Нечто подобное произошло и с Агафоновым — его полк, совсем недавно бывший единым организмом, слаженным оркестром, разваливался на куски, и полковник не знал, что этому противопоставить. Он не остановился бы ни перед какими мерами, вплоть до публичных расстрелов, но видел, что и это не поможет, и знал, почему — он и сам утратил кураж, он больше не был ни в чем уверен. Даже злости не было — одна усталость и обреченность.

С того момента, когда он увидел самолеты…

Конечно, не в них дело, точнее — не только в них… Но и в них — тоже.

Он увидел самолеты и понял, что небо потеряно.

Этого не могло быть. Такая огромная страна, такая огромная армия, такая мощь, как же так, почему в небе спокойно чувствуют себя белые?

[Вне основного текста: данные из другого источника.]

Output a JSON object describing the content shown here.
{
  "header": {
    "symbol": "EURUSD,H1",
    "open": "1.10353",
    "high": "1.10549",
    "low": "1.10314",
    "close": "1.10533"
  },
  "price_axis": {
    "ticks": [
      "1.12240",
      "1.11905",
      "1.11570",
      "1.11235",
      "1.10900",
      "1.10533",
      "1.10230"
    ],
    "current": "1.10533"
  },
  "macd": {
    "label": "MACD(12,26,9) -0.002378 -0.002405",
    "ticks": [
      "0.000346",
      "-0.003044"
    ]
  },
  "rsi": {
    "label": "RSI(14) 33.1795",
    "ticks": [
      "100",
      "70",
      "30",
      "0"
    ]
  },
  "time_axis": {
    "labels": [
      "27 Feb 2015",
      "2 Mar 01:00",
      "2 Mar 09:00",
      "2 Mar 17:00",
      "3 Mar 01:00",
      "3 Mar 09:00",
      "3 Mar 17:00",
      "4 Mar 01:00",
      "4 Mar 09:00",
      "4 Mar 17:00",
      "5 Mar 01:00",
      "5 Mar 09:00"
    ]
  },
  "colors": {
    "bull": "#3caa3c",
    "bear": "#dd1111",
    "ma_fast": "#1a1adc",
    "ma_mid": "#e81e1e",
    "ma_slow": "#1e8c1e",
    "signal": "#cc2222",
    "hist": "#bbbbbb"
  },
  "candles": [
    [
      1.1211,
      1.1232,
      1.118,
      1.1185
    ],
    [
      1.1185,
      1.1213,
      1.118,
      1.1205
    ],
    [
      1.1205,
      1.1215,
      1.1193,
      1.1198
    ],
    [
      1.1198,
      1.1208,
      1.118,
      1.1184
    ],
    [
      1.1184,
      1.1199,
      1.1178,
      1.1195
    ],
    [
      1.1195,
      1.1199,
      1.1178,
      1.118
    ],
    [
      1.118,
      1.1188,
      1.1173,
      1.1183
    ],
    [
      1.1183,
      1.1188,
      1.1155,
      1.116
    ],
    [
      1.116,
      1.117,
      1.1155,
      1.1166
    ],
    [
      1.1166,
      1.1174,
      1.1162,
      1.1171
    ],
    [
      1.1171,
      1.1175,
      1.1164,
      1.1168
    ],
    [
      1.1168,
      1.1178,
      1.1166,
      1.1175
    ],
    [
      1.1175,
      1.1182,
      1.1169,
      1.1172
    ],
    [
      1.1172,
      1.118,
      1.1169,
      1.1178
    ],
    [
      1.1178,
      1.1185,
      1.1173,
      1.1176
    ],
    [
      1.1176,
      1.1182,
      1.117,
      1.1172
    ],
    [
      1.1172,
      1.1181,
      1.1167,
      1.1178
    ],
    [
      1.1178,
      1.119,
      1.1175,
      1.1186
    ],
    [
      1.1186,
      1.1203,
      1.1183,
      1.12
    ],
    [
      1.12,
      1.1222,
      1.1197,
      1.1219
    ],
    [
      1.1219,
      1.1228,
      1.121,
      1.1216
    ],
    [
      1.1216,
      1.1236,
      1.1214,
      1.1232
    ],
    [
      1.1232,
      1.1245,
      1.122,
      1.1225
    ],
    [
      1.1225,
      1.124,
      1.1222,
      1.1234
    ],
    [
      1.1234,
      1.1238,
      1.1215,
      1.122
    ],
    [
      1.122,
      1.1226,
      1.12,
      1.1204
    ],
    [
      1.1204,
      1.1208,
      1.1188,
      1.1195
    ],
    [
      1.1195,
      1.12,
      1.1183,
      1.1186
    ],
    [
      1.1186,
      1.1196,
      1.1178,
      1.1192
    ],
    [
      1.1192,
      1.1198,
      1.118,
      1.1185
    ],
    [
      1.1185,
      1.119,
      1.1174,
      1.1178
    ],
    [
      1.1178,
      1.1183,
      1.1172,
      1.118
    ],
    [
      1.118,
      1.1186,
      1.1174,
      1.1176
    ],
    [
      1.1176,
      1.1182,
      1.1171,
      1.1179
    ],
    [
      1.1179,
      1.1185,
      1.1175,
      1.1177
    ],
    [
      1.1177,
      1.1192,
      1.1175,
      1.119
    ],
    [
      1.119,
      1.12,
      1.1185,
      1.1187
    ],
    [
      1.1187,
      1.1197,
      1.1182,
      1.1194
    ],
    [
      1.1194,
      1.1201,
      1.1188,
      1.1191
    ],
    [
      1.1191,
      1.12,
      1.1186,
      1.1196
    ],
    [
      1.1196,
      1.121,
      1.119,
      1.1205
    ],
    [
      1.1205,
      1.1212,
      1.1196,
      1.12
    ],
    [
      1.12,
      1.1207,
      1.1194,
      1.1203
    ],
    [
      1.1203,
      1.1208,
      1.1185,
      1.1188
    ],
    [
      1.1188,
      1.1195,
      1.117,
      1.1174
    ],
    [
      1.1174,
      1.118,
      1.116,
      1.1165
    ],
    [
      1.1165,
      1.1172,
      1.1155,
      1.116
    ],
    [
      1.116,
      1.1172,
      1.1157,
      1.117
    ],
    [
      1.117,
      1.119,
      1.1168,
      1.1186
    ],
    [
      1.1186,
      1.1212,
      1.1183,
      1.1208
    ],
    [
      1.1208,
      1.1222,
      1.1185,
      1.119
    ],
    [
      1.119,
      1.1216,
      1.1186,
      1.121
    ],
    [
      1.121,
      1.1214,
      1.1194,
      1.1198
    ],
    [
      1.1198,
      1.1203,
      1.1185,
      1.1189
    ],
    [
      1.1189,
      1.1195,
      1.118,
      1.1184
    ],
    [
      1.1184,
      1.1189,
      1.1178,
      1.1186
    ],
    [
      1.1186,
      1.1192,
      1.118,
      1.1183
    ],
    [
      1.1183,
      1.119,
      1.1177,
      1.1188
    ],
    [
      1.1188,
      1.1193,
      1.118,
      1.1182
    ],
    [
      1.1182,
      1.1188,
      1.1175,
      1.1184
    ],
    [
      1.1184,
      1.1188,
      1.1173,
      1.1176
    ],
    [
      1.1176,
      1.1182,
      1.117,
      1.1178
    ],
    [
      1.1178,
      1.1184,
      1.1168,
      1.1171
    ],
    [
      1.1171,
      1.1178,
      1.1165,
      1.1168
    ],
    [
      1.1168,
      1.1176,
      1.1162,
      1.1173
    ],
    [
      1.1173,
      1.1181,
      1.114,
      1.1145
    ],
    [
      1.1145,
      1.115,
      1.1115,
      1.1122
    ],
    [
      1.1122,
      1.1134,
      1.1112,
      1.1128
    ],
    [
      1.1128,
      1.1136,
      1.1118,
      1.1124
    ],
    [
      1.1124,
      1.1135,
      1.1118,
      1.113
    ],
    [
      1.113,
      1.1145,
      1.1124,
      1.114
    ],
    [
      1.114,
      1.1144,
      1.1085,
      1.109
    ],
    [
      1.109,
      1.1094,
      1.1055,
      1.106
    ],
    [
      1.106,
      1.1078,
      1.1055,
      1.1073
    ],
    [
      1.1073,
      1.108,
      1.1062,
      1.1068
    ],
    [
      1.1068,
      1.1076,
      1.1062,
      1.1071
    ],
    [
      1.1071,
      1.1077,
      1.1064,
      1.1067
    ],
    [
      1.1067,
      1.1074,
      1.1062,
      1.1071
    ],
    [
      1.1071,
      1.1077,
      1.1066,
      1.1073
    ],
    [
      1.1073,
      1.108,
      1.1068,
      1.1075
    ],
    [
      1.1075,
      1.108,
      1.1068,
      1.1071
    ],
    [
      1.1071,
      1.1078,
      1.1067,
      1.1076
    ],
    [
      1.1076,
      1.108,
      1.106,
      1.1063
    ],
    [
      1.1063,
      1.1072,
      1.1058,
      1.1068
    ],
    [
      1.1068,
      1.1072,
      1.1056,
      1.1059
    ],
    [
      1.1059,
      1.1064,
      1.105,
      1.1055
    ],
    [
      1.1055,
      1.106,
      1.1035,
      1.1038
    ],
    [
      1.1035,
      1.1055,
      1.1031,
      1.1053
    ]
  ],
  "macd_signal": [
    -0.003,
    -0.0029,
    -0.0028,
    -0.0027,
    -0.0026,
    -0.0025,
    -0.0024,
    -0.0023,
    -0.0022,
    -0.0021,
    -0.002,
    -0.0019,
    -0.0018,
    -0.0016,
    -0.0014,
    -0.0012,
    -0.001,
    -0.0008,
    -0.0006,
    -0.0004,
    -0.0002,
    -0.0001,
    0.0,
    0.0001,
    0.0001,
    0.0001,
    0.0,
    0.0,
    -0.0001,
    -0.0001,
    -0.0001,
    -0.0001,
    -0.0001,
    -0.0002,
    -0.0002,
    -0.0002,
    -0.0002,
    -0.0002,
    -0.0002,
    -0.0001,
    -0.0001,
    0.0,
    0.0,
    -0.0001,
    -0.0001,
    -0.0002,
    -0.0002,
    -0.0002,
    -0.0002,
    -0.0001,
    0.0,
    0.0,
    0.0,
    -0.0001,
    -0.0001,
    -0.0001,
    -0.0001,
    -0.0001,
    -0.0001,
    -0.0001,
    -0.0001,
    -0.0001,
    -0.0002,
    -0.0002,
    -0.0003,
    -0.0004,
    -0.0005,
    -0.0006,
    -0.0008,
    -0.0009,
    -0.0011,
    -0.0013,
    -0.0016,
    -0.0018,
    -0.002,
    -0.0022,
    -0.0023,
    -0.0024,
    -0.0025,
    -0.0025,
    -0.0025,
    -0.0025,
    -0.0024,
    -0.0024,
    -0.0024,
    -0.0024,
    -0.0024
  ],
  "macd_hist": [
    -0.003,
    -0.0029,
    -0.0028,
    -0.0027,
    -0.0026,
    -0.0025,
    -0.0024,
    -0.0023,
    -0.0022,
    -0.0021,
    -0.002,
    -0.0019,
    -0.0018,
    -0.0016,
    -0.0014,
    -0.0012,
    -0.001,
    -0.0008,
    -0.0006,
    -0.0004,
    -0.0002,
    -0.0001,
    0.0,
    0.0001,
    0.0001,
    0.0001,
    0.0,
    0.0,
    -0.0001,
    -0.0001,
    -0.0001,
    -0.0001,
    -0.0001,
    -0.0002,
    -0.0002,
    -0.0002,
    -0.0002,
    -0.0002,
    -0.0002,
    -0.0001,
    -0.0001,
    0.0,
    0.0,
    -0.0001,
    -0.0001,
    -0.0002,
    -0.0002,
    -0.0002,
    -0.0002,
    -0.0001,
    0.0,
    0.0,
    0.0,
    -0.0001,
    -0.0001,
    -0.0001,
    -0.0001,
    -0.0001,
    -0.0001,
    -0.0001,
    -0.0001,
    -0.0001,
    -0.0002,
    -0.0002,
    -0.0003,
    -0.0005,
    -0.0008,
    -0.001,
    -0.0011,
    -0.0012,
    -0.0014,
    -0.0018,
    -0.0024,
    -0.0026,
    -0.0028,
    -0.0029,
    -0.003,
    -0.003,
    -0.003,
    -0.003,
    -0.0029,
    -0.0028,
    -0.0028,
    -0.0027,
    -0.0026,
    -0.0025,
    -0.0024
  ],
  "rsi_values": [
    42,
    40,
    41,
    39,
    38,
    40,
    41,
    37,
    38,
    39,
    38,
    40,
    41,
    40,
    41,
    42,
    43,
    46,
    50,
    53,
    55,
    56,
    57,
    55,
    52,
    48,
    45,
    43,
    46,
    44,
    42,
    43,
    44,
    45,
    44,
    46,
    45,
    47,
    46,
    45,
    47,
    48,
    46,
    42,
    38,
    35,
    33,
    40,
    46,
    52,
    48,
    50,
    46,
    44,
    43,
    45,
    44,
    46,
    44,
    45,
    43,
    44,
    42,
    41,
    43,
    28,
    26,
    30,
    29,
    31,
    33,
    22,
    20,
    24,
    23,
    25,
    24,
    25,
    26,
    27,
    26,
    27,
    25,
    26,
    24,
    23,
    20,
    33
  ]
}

Он решил, что сходит с ума. Но в своем уме или нет — он должен был что-то сделать, впрочем, ребята и сами знали, что делать. «Шилки» сбили один самолет, но радоваться было нечему: не успели они дойти до Новониколаевки, как появилась дюжина белогвардейских учебно-боевых «Стрижей», и у каждого под крыльями было два блока НУР, а в каждом блоке — по две кассетные бомбы. От «Шилок» просто ничего не осталось, а остальные могли только грызть локти. Зенитные пулеметы подбили двоих, но те удержались на лету и, видимо, допиликали как-то до близкого аэродрома. Ребята с «Шилки», перед тем как погибнуть, сбили еще одного, но здесь не футбол, и не будешь утешаться тем, что размочил счет: за белыми, кроме «Шилок», остались три танка, семь БТР и четыре самоходных гаубицы.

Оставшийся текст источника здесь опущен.